Comlux Counts On Quality To Set Itself Apart
The Europe-based group is looking to strengthen its position in both the completions and aircraft management sectors.
Comlux’s interior design team takes a highly personalized and detailed approach to completions projects.

Business aviation services group Comlux has strengthened its management team as it seeks to further differentiate itself from competitors in both the completions and refurbishment and aircraft management sectors. In an interview ahead of this week’s EBACE show, the Zurich, Switzerland-based group’s president and CEO Richard Gaona told AIN that Comlux will not be following the cost-cutting approach apparently favored by some competitors.

On July 1, VIP aircraft veteran Arnaud Martin will join the Comlux board as executive vice president. He was formerly vice president of programs with Airbus Corporate Jets and led a team that delivered more than 120 VIP Airbuses, ranging in size from the ACJ318 to the ACJ380. His experience in overseeing cabin-outfitting projects is expected to be a boost to the Comlux America VIP Completion and Services Center in Indianapolis, Indiana.

In March, Jim Soleo was appointed as the new CEO of Comlux America, which also provides maintenance, repair and overhaul services. He has succeeded David Edinger who has been appointed as executive vice president of Comlux Management and is a group board member.

Gaona acknowledged that the market for widebody VIP aircraft completions has tightened with the reduced volume of new deliveries for both the ACJ and Boeing Business Jets families. He predicted that one or more completions houses might exit the business, leaving a more sustainable base of demand for those surviving.

Comlux was hopeful of securing at least one more ACJ or BBJ completion contract in the build up to this year’s show. It is also pursuing completions projects for an A340, with Airbus now eager to market VIP use for the four-engine widebody. Another new line of business now being pursued more keenly is the chance to refurbish the cabins of the aging ACJ and BBJ fleets that are now approaching heavy maintenance checks. Increasingly, Comlux is expanding its portfolio to include work on a range of Bombardier, Gulfstream and Dassault jets.

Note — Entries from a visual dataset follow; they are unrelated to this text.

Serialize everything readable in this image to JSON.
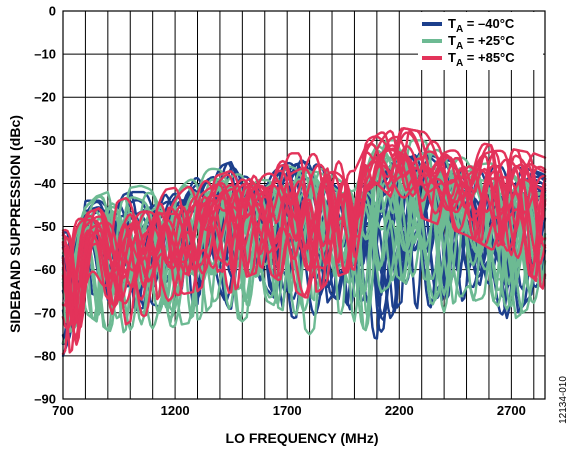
{
  "figure_id": "12134-010",
  "chart_data": {
    "type": "line",
    "title": "",
    "xlabel": "LO FREQUENCY (MHz)",
    "ylabel": "SIDEBAND SUPPRESSION (dBc)",
    "xlim": [
      700,
      2850
    ],
    "ylim": [
      -90,
      0
    ],
    "x_ticks": [
      700,
      1200,
      1700,
      2200,
      2700
    ],
    "y_ticks": [
      0,
      -10,
      -20,
      -30,
      -40,
      -50,
      -60,
      -70,
      -80,
      -90
    ],
    "x_tick_labels": [
      "700",
      "1200",
      "1700",
      "2200",
      "2700"
    ],
    "y_tick_labels": [
      "0",
      "–10",
      "–20",
      "–30",
      "–40",
      "–50",
      "–60",
      "–70",
      "–80",
      "–90"
    ],
    "grid": true,
    "legend_position": "top-right",
    "legend": [
      {
        "label_main": "T",
        "label_sub": "A",
        "label_rest": " = –40°C",
        "color": "#1c3f8c"
      },
      {
        "label_main": "T",
        "label_sub": "A",
        "label_rest": " = +25°C",
        "color": "#6dba93"
      },
      {
        "label_main": "T",
        "label_sub": "A",
        "label_rest": " = +85°C",
        "color": "#e3335a"
      }
    ],
    "envelope_x": [
      700,
      800,
      900,
      1000,
      1100,
      1200,
      1300,
      1400,
      1450,
      1500,
      1600,
      1700,
      1800,
      1900,
      2000,
      2050,
      2100,
      2200,
      2300,
      2400,
      2500,
      2600,
      2700,
      2800,
      2850
    ],
    "series": [
      {
        "name": "T_A = –40°C",
        "color": "#1c3f8c",
        "upper": [
          -52,
          -44,
          -44,
          -42,
          -42,
          -40,
          -38,
          -36,
          -35,
          -37,
          -38,
          -34,
          -35,
          -37,
          -40,
          -38,
          -40,
          -33,
          -33,
          -34,
          -35,
          -36,
          -36,
          -37,
          -38
        ],
        "lower": [
          -80,
          -65,
          -67,
          -70,
          -68,
          -70,
          -68,
          -65,
          -70,
          -66,
          -64,
          -70,
          -74,
          -66,
          -70,
          -75,
          -76,
          -68,
          -70,
          -72,
          -66,
          -68,
          -72,
          -65,
          -60
        ]
      },
      {
        "name": "T_A = +25°C",
        "color": "#6dba93",
        "upper": [
          -50,
          -44,
          -42,
          -41,
          -40,
          -40,
          -37,
          -36,
          -38,
          -37,
          -38,
          -34,
          -34,
          -38,
          -40,
          -35,
          -30,
          -30,
          -30,
          -32,
          -33,
          -35,
          -36,
          -38,
          -40
        ],
        "lower": [
          -77,
          -70,
          -74,
          -76,
          -76,
          -73,
          -72,
          -66,
          -70,
          -72,
          -67,
          -70,
          -75,
          -69,
          -72,
          -74,
          -66,
          -62,
          -66,
          -70,
          -68,
          -66,
          -72,
          -68,
          -66
        ]
      },
      {
        "name": "T_A = +85°C",
        "color": "#e3335a",
        "upper": [
          -48,
          -47,
          -45,
          -43,
          -42,
          -41,
          -39,
          -38,
          -37,
          -36,
          -35,
          -33,
          -33,
          -34,
          -35,
          -30,
          -28,
          -27,
          -28,
          -29,
          -30,
          -31,
          -32,
          -33,
          -34
        ],
        "lower": [
          -81,
          -75,
          -76,
          -72,
          -70,
          -66,
          -65,
          -60,
          -68,
          -62,
          -60,
          -64,
          -67,
          -62,
          -60,
          -42,
          -40,
          -45,
          -48,
          -50,
          -52,
          -55,
          -58,
          -62,
          -65
        ]
      }
    ]
  }
}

Commenting on the recent move by Airbus to introduce a simplified array of completions packages for customers under its new Elegance program, Gaona predicted that the VIP market will not react well to what he characterized as a low-cost option. “Comlux doesn’t want to do this,” he told AIN. “We have never seen a VIP customer buying something based on standard options. There are probably only three or four hundred people in the world who can buy this type of aircraft and they just don’t think like that. For instance, clients in the Middle East don’t want to be told they have to have the bedroom at the rear of the aircraft. We want to focus on our tailor-made solutions and on innovations.”

Comlux America’s engineering department has developed, manufactured, certified and integrated a lighter air-conditioning system. The new equipment is both quieter and lighter than existing systems.

Here at the EBACE show, the Comlux Creatives cabin design division is introducing its new Five Senses Concept for developing custom-made interiors. The five elements for this approach are definition, concept, material, detail and completion, with the aim being to more fully understand exactly what each customer wants in their aircraft.

“It starts first with the discovery phase ‘hear’ when we listen to our clients ideas, needs and desires,” explained Lauri Church, head of Comlux Creatives. “This crucial information then feeds the concept phase where our designers convert our client’s taste into an aircraft styling.”

The next steps are to carefully select the materials to use for the interior and then move into the detailed phase of the design to allow everyone to clearly visualize what will be delivered. Once this is settled, the completion work itself begins.